A tiny wrapper isolates KV access. The namespace is declared in wrangler.toml as TRYFI_TOKENS.

TS
// src/kv.ts
export async function getSessionCookie(): Promise<string> {
  const token = await TRYFI_TOKENS.get('session');
  if (!token) throw new Error('No TryFi session found. Authenticate first.');
  // TryFi expects the cookie name "session"
  return `session=${token}`;
}

export async function setSessionCookie(token: string): Promise<void> {
  await TRYFI_TOKENS.put('session', token, { expirationTtl: 60 * 60 * 24 * 7 }); // 1 week
}

When a user logs in through the Cloudflare Access flow, the worker receives the TryFi session cookie and stores it via setSessionCookie.

4. D1 Database for Location History

A scheduled handler runs every 5 minutes, fetches the latest location for every registered pet, and writes it to a D1 table called location_history.

TS
// src/schedule.ts
import { getAllPetIds } from './tryfi-client';
import { DB } from './d1';

export async function scheduled(event: ScheduledEvent) {
  const petIds = await getAllPetIds();

  for (const id of petIds) {
    const loc = await getPetLocation(id);
    await DB.prepare(
      `INSERT INTO location_history (pet_id, latitude, longitude, timestamp)
       VALUES (?, ?, ?, datetime('now'))`
    )
      .bind(id, loc.latitude, loc.longitude)
      .run();
  }
}

The location_history table is defined in schema.sql (created with wrangler d1 execute).

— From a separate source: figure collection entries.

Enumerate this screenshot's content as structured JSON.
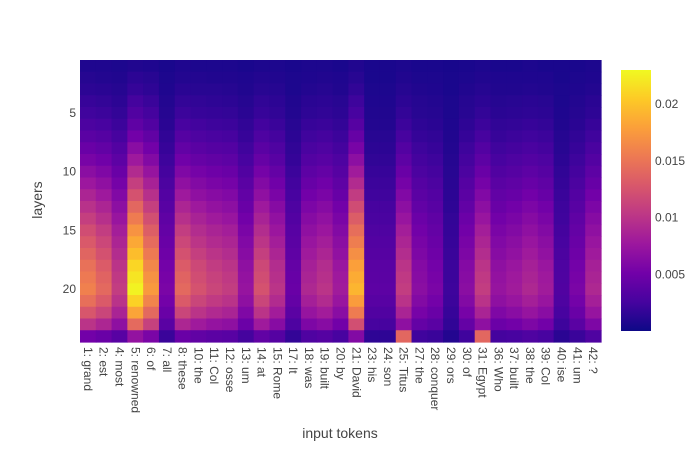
{
  "chart_data": {
    "type": "heatmap",
    "title": "",
    "xlabel": "input tokens",
    "ylabel": "layers",
    "x_categories": [
      "1: grand",
      "2: est",
      "4: most",
      "5: renowned",
      "6: of",
      "7: all",
      "8: these",
      "10: the",
      "11: Col",
      "12: osse",
      "13: um",
      "14: at",
      "15: Rome",
      "17: It",
      "18: was",
      "19: built",
      "20: by",
      "21: David",
      "23: his",
      "24: son",
      "25: Titus",
      "27: the",
      "28: conquer",
      "29: ors",
      "30: of",
      "31: Egypt",
      "36: Who",
      "37: built",
      "38: the",
      "39: Col",
      "40: ise",
      "41: um",
      "42: ?"
    ],
    "y_range": [
      1,
      24
    ],
    "y_ticks": [
      5,
      10,
      15,
      20
    ],
    "colorbar": {
      "min": 0,
      "max": 0.023,
      "ticks": [
        0.005,
        0.01,
        0.015,
        0.02
      ],
      "tick_labels": [
        "0.005",
        "0.01",
        "0.015",
        "0.02"
      ]
    },
    "colorscale": "plasma",
    "colorscale_stops": [
      "#0d0887",
      "#46039f",
      "#7201a8",
      "#9c179e",
      "#bd3786",
      "#d8576b",
      "#ed7953",
      "#fb9f3a",
      "#fdca26",
      "#f0f921"
    ],
    "column_profiles": [
      0.45,
      0.4,
      0.3,
      0.65,
      0.5,
      0.15,
      0.4,
      0.35,
      0.32,
      0.3,
      0.2,
      0.35,
      0.28,
      0.12,
      0.25,
      0.28,
      0.22,
      0.55,
      0.1,
      0.1,
      0.3,
      0.18,
      0.15,
      0.05,
      0.18,
      0.3,
      0.2,
      0.22,
      0.25,
      0.22,
      0.08,
      0.15,
      0.25
    ],
    "values": []
  }
}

5. Putting It All Together

  1. User visits the Astro dashboard → browser sends a request to /api/pets/:id/location.
  2. Worker receives the request, uses the KV‑stored cookie to authenticate with TryFi, runs the GraphQL query, and returns JSON.
  3. Frontend renders the map using Leaflet (or any map library) and updates the UI in real time.
  4. Every 5 minutes, the scheduled job stores a new row in D1, enabling historical charts and export features.

Getting Started

StepCommand
1️⃣ Clonegit clone https://github.com/xxdesmus/fi-worker.git && cd fi-worker
2️⃣ Install backendnpm install
3️⃣ Set secrets (TryFi email/password)npx wrangler secret put TRYFI_EMAIL
npx wrangler secret put TRYFI_PASSWORD
4️⃣ Create KV namespacenpx wrangler kv:namespace create TRYFI_TOKENS
5️⃣ Create D1 databasenpx wrangler d1 create fi-db
npx wrangler d1 execute fi-db --file=schema.sql
6️⃣ Deploy workernpx wrangler deploy
7️⃣ Frontendcd web && npm install
8️⃣ Update API base (replace YOUR_WORKER_URL in src/lib/api.ts)
9️⃣ Build & deploy pagesnpm run build && npx wrangler pages deploy dist

After deployment, open the Pages URL in a browser. Cloudflare Access will handle authentication; once logged in, the dashboard shows all pets, maps, activity charts, and device status.


Recent Developments

The latest release adds a lightning‑bolt icon to the battery indicator, making it instantly clear when a device is charging.
Password‑based login has been removed in favour of Cloudflare Access, simplifying security and eliminating the need to store a site password.
Documentation now includes full GraphQL fragment definitions, the graphqlQuery helper used throughout the client, and an expanded D1 schema that captures timestamps with second‑level precision.


Conclusion

Fi Worker turns the powerful but complex TryFi GraphQL API into a developer‑friendly REST service while providing a polished Astro dashboard out of the box. By leveraging Cloudflare Workers, KV, and D1, it offers low‑latency, serverless operation, secure cookie‑based authentication, and persistent location history—features that would otherwise require a substantial amount of custom infrastructure.

Whether you’re building a mobile app, a home‑assistant integration, or simply want a ready‑made pet‑tracking dashboard, Fi Worker gives you a solid foundation with minimal overhead. Feel free to explore the source, contribute enhancements, or spin up your own instance on Cloudflare today.